The British were not part of the group of countries that gave birth the European Coal and Steel Community (ECSC), a movement to prevent the recurrence of armed conflict at European level, led by France and Germany. However the British were one of the major players in the Second World War, decisive in the victory against the Nazis. The ECSC evolved and in 1973 led to the European Economic Community of which the UK was a founding member. In 1992, it was also one of the states that formed the European Union.

However, the formula chosen to participate in the club reveals that the marriage between the British Isles and the Union has always been more a matter of convenience than love. This state is the only one of the founders of European club that has not adopted the Euro or acceded to the Schengen treaty. Nor has it signed the 2011 budgetary stability pact. It is not surprising that this "humus" stimulated the starkest populism to blame the European Union for much more than the problem generated in all European countries by the economic and financial crisis, or the crisis of refugees.

Untrustworthy members with strange customs

The idea was as simple as it was attractive. Participating in a club formed by members as heterodox as EU, with members quite far from the level that a true Brit demands of a real club, unreliable members with strange customs was the perfect explanation to understand why there was a decline which began much earlier. The empire had been losing weight and influence precisely since the end of The Second World War. Its citizens did not understand nor assimilate that the colonial model in which its splendour was based on the golden decades is today unsustainable in the open and connected global world.

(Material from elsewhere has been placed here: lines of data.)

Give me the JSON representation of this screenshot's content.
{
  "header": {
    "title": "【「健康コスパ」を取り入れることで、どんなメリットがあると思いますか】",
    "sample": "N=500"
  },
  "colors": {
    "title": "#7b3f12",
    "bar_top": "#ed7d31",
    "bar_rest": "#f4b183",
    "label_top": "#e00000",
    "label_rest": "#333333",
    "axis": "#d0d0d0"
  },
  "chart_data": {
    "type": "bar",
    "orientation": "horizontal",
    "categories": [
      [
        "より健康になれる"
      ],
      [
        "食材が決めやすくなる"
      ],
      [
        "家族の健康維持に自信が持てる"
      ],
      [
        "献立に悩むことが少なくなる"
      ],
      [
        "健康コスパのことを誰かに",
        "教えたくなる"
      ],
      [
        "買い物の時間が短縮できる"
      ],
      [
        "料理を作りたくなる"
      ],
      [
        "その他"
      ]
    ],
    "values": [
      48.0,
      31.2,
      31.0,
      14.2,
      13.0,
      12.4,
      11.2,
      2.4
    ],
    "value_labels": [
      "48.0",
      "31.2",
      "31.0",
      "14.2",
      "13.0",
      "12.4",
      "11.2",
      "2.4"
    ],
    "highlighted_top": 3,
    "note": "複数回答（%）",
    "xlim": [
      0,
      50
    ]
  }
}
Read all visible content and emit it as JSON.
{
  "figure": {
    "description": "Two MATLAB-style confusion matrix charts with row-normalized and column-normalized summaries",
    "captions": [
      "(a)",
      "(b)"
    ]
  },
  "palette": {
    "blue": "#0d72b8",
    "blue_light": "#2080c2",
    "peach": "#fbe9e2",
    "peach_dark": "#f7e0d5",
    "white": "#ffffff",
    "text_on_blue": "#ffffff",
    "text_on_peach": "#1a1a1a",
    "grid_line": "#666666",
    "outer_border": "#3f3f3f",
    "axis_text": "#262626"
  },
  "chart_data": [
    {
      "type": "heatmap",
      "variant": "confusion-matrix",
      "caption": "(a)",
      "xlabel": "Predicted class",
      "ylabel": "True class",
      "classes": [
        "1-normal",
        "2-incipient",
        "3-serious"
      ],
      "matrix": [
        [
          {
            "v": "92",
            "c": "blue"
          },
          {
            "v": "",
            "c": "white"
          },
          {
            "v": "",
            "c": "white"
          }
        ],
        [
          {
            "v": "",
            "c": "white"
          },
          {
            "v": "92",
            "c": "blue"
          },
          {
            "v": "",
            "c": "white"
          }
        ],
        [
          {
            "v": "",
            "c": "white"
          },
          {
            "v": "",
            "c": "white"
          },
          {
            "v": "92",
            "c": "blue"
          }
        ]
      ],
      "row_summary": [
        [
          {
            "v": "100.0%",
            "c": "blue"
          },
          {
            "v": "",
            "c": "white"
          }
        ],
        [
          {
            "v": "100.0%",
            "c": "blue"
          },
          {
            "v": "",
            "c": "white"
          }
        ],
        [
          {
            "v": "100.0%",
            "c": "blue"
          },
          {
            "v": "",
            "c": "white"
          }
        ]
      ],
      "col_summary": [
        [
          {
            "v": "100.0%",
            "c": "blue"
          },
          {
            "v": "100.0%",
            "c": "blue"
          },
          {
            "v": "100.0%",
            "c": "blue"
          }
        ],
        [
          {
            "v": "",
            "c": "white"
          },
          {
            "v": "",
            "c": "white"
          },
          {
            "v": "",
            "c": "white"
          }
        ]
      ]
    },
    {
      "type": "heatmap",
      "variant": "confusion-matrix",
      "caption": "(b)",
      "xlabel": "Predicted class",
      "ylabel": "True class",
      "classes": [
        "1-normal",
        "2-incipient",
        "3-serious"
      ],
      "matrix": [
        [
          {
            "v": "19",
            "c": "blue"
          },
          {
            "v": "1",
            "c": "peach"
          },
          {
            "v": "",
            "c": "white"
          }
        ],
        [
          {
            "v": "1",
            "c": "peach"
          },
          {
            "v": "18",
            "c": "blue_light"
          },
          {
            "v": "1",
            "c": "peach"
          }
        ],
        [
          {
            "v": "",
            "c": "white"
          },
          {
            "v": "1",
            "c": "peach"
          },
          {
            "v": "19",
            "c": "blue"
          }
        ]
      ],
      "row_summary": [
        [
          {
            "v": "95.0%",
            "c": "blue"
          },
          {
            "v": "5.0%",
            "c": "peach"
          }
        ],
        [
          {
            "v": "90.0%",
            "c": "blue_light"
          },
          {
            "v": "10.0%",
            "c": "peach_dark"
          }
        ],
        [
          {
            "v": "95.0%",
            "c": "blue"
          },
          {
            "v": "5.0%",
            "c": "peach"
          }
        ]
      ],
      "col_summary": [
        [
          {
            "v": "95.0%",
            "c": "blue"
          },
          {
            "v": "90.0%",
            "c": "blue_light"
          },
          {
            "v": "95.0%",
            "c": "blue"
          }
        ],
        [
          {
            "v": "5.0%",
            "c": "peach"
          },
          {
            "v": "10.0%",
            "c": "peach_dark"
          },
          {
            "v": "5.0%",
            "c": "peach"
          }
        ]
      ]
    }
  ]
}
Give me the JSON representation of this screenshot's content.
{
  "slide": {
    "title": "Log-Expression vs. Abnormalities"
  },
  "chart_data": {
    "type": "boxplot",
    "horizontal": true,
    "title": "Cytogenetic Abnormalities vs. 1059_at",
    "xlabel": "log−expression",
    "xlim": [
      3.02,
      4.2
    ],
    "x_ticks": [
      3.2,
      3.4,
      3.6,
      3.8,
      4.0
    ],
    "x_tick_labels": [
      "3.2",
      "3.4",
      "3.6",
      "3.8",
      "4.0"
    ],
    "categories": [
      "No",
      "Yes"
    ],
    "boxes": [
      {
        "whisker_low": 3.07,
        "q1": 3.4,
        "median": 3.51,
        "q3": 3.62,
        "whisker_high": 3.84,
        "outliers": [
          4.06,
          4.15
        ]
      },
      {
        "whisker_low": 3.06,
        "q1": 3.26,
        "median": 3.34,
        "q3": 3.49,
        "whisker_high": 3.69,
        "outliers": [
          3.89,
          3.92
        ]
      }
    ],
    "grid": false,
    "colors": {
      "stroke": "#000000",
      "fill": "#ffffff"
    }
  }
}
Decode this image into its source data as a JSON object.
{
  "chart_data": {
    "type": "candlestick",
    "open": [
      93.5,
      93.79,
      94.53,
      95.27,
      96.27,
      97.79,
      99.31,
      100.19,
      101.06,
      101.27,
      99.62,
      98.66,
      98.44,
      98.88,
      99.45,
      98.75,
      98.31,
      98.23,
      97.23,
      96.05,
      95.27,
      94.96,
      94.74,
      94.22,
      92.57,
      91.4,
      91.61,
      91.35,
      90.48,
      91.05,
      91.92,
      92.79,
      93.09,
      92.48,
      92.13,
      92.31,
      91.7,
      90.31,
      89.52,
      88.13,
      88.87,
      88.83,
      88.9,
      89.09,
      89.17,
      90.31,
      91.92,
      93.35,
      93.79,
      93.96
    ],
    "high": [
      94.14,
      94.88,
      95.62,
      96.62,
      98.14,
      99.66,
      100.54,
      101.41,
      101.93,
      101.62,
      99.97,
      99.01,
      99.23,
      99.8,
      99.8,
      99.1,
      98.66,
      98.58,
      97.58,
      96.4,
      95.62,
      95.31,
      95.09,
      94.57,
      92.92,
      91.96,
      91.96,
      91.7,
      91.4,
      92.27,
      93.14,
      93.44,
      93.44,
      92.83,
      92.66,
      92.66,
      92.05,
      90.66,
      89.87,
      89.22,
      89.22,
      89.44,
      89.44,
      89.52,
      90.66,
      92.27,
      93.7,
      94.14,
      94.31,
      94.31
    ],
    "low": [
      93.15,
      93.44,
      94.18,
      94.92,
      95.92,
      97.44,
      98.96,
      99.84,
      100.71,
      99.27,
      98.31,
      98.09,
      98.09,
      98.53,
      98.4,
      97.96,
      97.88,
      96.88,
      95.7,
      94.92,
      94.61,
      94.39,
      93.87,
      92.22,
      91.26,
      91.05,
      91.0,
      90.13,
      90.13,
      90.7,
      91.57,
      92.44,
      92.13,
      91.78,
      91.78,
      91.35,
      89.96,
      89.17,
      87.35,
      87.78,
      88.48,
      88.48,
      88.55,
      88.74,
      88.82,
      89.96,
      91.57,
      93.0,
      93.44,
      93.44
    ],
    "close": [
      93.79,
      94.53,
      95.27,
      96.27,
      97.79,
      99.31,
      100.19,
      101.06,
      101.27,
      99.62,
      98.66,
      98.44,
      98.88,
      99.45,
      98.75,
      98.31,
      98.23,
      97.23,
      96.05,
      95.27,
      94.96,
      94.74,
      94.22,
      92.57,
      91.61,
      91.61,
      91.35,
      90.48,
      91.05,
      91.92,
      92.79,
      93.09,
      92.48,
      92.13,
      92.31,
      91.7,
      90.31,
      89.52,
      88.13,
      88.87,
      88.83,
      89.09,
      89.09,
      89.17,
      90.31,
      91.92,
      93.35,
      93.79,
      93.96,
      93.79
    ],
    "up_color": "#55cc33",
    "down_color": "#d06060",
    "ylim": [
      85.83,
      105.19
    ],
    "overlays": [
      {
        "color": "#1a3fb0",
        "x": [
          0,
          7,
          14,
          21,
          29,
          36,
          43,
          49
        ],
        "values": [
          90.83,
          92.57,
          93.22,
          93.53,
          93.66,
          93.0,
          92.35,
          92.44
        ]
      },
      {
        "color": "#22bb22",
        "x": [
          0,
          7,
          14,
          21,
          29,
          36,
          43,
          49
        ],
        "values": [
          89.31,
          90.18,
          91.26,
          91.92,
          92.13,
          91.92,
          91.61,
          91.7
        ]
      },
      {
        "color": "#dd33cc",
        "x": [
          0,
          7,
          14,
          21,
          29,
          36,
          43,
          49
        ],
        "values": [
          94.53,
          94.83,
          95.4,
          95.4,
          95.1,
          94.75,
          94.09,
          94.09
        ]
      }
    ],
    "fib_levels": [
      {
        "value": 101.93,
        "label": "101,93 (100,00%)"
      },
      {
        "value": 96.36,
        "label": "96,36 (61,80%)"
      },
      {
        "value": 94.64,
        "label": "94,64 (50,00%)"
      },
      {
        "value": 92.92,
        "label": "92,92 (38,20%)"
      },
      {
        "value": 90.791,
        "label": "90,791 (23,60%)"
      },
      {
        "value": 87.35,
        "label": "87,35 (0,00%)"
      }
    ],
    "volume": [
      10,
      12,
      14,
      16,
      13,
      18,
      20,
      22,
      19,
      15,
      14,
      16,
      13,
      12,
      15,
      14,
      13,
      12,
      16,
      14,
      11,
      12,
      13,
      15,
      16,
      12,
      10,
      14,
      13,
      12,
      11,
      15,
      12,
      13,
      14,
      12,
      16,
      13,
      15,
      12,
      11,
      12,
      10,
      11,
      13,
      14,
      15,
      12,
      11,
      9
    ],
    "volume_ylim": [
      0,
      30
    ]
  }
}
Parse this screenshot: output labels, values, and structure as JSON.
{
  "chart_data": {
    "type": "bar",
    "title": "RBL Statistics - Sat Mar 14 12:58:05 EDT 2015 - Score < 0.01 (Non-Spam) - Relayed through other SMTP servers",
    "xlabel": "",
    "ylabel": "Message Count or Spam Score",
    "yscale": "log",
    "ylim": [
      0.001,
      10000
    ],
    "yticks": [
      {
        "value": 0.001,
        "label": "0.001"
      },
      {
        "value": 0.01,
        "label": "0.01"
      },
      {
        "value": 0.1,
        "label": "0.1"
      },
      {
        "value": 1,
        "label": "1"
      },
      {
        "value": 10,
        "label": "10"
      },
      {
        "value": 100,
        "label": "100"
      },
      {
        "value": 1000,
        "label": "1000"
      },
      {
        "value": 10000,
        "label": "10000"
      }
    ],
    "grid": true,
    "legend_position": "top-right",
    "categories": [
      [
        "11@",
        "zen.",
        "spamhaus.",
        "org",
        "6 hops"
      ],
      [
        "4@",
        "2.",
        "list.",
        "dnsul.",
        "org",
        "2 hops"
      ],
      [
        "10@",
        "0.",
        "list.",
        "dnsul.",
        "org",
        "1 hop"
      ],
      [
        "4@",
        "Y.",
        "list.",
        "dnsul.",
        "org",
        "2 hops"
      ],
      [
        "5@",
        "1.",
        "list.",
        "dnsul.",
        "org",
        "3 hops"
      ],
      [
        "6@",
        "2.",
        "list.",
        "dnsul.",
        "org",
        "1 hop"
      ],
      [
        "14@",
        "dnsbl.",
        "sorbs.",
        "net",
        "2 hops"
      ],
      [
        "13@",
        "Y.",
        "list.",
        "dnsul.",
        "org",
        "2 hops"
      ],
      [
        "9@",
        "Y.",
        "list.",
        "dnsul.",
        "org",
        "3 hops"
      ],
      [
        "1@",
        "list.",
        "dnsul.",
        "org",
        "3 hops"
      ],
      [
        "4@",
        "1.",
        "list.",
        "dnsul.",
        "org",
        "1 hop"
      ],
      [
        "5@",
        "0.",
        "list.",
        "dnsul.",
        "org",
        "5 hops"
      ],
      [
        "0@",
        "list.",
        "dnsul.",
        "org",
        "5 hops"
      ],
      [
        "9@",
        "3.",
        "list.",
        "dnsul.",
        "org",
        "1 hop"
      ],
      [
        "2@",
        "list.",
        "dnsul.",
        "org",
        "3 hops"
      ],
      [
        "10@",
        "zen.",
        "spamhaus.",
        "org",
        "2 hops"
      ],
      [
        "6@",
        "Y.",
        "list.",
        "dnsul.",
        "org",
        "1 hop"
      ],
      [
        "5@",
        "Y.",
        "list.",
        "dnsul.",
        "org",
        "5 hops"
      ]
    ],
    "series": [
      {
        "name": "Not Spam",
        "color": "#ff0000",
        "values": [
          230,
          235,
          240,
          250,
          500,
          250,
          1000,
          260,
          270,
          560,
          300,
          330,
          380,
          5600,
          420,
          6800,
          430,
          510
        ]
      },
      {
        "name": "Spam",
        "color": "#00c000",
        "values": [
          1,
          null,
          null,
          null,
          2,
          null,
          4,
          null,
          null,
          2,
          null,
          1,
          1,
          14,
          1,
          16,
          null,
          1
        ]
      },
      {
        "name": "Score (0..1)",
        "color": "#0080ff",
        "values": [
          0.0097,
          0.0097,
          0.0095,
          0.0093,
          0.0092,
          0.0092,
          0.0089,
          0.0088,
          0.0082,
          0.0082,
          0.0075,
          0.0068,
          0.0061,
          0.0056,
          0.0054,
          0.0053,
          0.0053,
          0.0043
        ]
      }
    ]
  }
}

Sheltered by this suggestive "scapegoat", political movements feathered their electoral nests, such as the weak UKIP and politicians such as the unrepeatable Nigel Farage, capable of to taking leave of his colleagues in the European Parliament leave prior to Brexit, only to rectify later resign as leader his party leader, but retain his parliamentary seat, and yes without renouncing a single very European Euros he gets for his little work in Brussels and Strasbourg.